Подполковник, казалось, некоторое время колебался, но потом, отведя Лихунова подальше от церковных ворот, откуда, надевая на ходу фуражки, выходили офицеры и солдаты, горячо и взволнованно заговорил:

– Константин Николаевич, голубчик, я ведь знаю, почему вы надулись – за паникера малодушного меня приняли, едва ли не за предателя. Нет, поверьте, я не паникер! Просто я здесь на многое с изнаночной стороны, с тылу посмотреть сумел, поэтому и выразил вам свои сомнения, а тут еще такое… такое случилось… – Спокойный, выдержанный Развалов вдруг сквозь зубы по-солдатски смачно выругался и, не в силах сдержать гримасу отвращений, стал говорить: – Ну представьте, прибыл вчера вечером новый инженерный начальник, полковник Короткевич, и, понятно, все своими глазами увидеть захотел, будто теперь крепости чем-то помочь можно. Так вот, решил Короткевич этот с ходом оборонительных работ ознакомиться, на передовых рубежах проводимых. Сел в автомобиль с двумя другими инженерами и, захватив с собой карту крепости, секретнейшую и подробнейшую, стал объезжать позиции. Карта эта, надо вам сказать, – тяжело сглотнул слюну Развалов, – лишь в одном экземпляре имелась, ее даже не полагалось выносить из того помещения, где она хранилась…

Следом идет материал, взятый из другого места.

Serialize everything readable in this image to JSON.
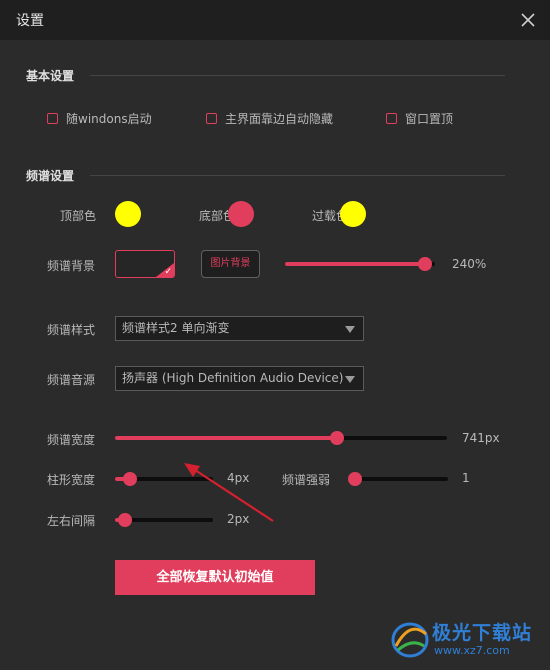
{
  "window": {
    "title": "设置"
  },
  "basic": {
    "section_title": "基本设置",
    "checkboxes": [
      {
        "label": "随windons启动",
        "checked": false
      },
      {
        "label": "主界面靠边自动隐藏",
        "checked": false
      },
      {
        "label": "窗口置顶",
        "checked": false
      }
    ]
  },
  "spectrum": {
    "section_title": "频谱设置",
    "colors": {
      "top_label": "顶部色",
      "top_color": "#ffff00",
      "bottom_label": "底部色",
      "bottom_color": "#e13e5d",
      "overload_label": "过载色",
      "overload_color": "#ffff00"
    },
    "background": {
      "label": "频谱背景",
      "image_button": "图片背景",
      "opacity_value": "240%",
      "opacity_fraction": 0.93
    },
    "style": {
      "label": "频谱样式",
      "value": "频谱样式2 单向渐变"
    },
    "source": {
      "label": "频谱音源",
      "value": "扬声器 (High Definition Audio Device)"
    },
    "width": {
      "label": "频谱宽度",
      "value": "741px",
      "fraction": 0.67
    },
    "bar_width": {
      "label": "柱形宽度",
      "value": "4px",
      "fraction": 0.15
    },
    "intensity": {
      "label": "频谱强弱",
      "value": "1",
      "fraction": 0.05
    },
    "spacing": {
      "label": "左右间隔",
      "value": "2px",
      "fraction": 0.1
    }
  },
  "reset_button": "全部恢复默认初始值",
  "watermark": {
    "brand": "极光下载站",
    "url": "www.xz7.com"
  },
  "accent_color": "#e13e5d"
}
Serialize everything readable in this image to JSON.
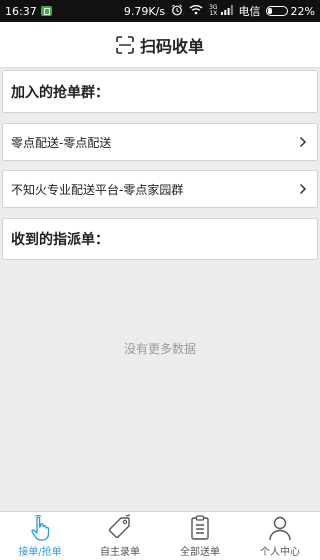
{
  "status_bar": {
    "time": "16:37",
    "speed": "9.79K/s",
    "net_top": "3G",
    "net_bottom": "1X",
    "carrier": "电信",
    "battery": "22%",
    "battery_level": 0.22
  },
  "header": {
    "title": "扫码收单",
    "icon": "scan-icon"
  },
  "joined_groups": {
    "title": "加入的抢单群：",
    "items": [
      {
        "label": "零点配送-零点配送"
      },
      {
        "label": "不知火专业配送平台-零点家园群"
      }
    ]
  },
  "assigned_orders": {
    "title": "收到的指派单："
  },
  "empty_text": "没有更多数据",
  "tabs": [
    {
      "label": "接单/抢单",
      "icon": "tap-hand-icon",
      "active": true
    },
    {
      "label": "自主录单",
      "icon": "tag-icon",
      "active": false
    },
    {
      "label": "全部送单",
      "icon": "clipboard-icon",
      "active": false
    },
    {
      "label": "个人中心",
      "icon": "person-icon",
      "active": false
    }
  ],
  "colors": {
    "accent": "#2a9ad8",
    "background": "#ececec",
    "status_bar": "#111111"
  }
}
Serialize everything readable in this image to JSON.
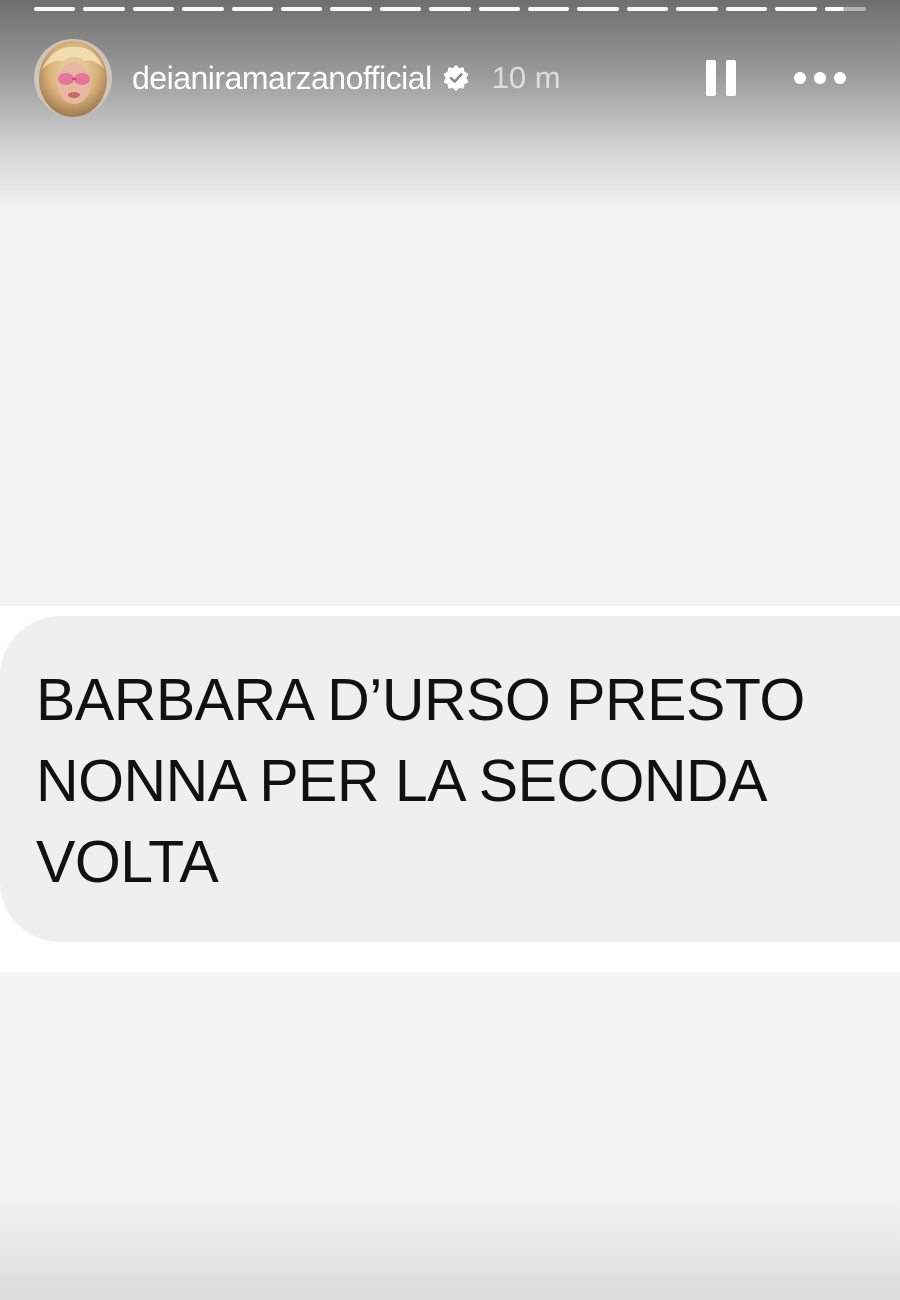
{
  "story": {
    "progress_segments": 17,
    "progress_current_fraction": 0.45,
    "header": {
      "avatar_icon": "avatar",
      "username": "deianiramarzanofficial",
      "verified_icon": "verified-badge-icon",
      "time_ago": "10 m",
      "pause_icon": "pause-icon",
      "more_icon": "more-options-icon"
    },
    "message": {
      "text": "BARBARA D’URSO PRESTO\nNONNA PER LA SECONDA\nVOLTA"
    },
    "colors": {
      "background": "#f4f4f4",
      "bubble": "#efefef",
      "text": "#111111",
      "header_text": "#ffffff"
    }
  }
}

– И что же произошло? – чувствуя, как холодеют кончики пальцев, спросил Лихунов.

– А вот что: заехали нечаянно на немецкие позиции, были обстреляны – два инженера, техник и шофер убиты, а Короткевич в плен захвачен, равно как и карта, которой германцы теперь весьма умело воспользоваться смогут, будьте покойны! – Развалов затрясся. – Да вы представляете, что это за карта была? Там не то что каждый форт, а каждое пулеметное гнездо на форте, каждый пороховой колодец, каждый сортир и провиантский склад помечены были! Нас теперь, как детей малых, голыми руками взять можно, но ведь будут принуждать солдат до последней капли крови обороняться, за царя и отечество! У-у, предатели! Не-на-ви-жу!

– Да откуда это известно стало? – оторопело спросил Лихунов. – Может быть, все не так. Кто видел?

– Да перестаньте вы ребячиться! – грубо оборвал капитана Развалов. – Наши стрелки на передовой все видели. Еще и махали сидящим в автомобиле, поворачивайте, дескать, нельзя туда, а им – все нипочем. Дозволили потом немцы убитых забрать.

Развалов резко отвернулся, и Лихунову показалось, что инженер заплакал, коротко и беззвучно. Провел по глазам ладонью и снова заговорил:

– Подозреваю, полкрепости уже о потере карты знают, солдаты кучками собираются, об измене толкуют. Ну как, скажите, воевать с таким чувством? Э-эх, подлецы! Только у нас, в России, беспечность по значимости результатов с подлостью, предательством граничит! Продали отечество, негодяи!